The protesting students have claimed that the school turned off the air conditioning in Garland Hall to try to force them out. A spokeswoman for the school told the Baltimore Sun that this was not accurate.

“The utilities in Garland Hall are functioning normally,” she said. “The HVAC system is currently programmed to a temperature that is cooler than is typical for the building when it is closed, and is well within regulatory requirements.”

What happened now?

On Friday, Johns Hopkins University President Ronald Daniels wrote that the protesters at the college had:

declared a takeover of the full building, forced the evacuation of employees, blocked ingress and egress, and, in contravention of the express direction of the city fire marshall, chained shut all exterior doors. Yesterday, the university had no choice but to close the building and suspend or relocate a broad range of crucial student services—financial aid, disability services (including administration of exams), academic advising, and international services (such as student visas), among others.
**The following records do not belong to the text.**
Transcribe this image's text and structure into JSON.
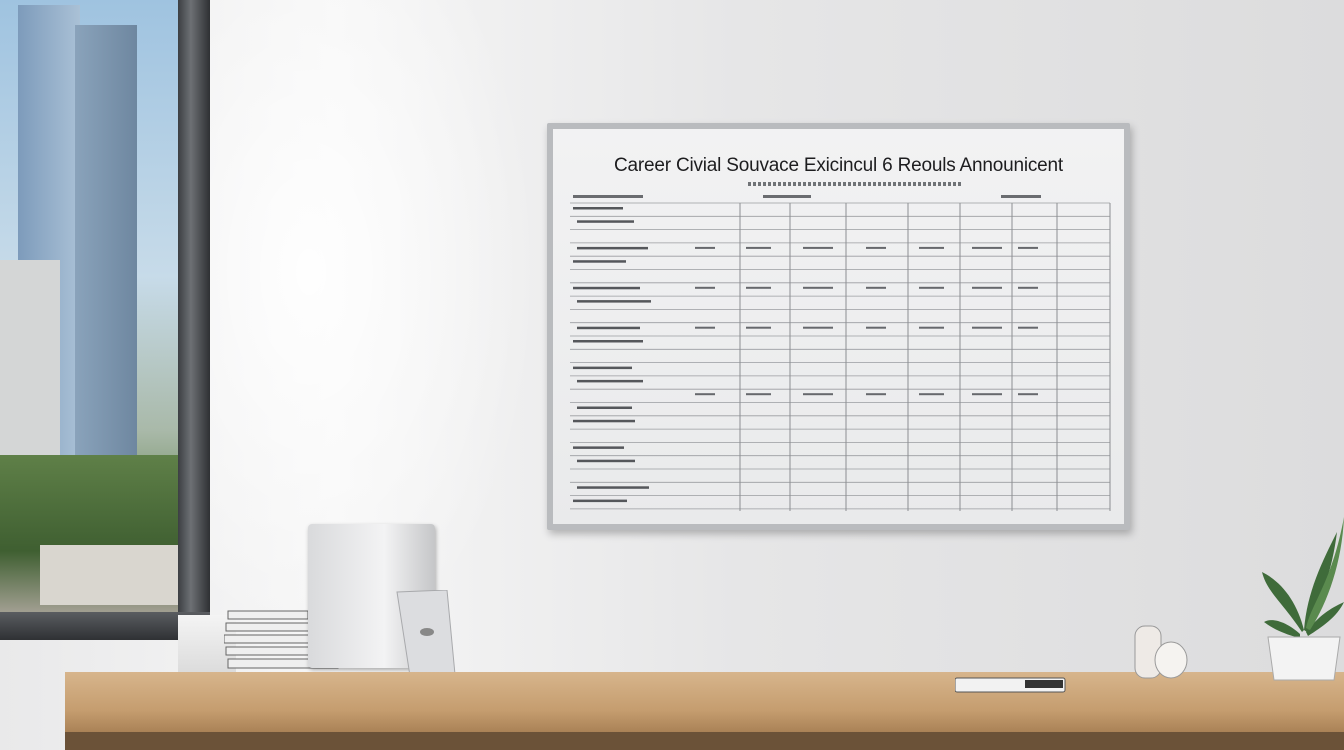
{
  "board": {
    "title": "Career Civial Souvace Exicincul 6 Reouls Announicent"
  },
  "colors": {
    "wall": "#e9e9ea",
    "board_frame": "#b9bbbe",
    "desk": "#c59d6f",
    "window_frame": "#3c3f43"
  }
}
We have also had to take steps to support the many staff who were subject to unacceptable harassment and intimidation by protesters.

He said that the school had tried to “accommodate” the “free expression” of the students and said that school leadership was “open to further dialogue on these and other important issues.” However, he added:

Regrettably, the occupation of Garland has moved beyond peaceful protest and civil disobedience. Safety and security are imperiled by protesters’ refusal to comply with fire safety and emergency protocols and to respect the needs of their fellow students in accessing university services.

The protesters objected to this description of them, in a letter of their own that they released on Twitter on Saturday, the protesters said that they were “disturbed by the distorted narrative of the Garland Sit-in and Occupation” from Daniels’s letter. They demanded that university leadership “negotiate now” and grant “amnesty for any and all participants and visitors.”

On Sunday, Daniels and Sunil Kumar, JHU provost and senior vice president for academic affairs, wrote another letter, extending a “good faith” invitation for a meeting with any “who has or is willing to leave the occupation shortly.”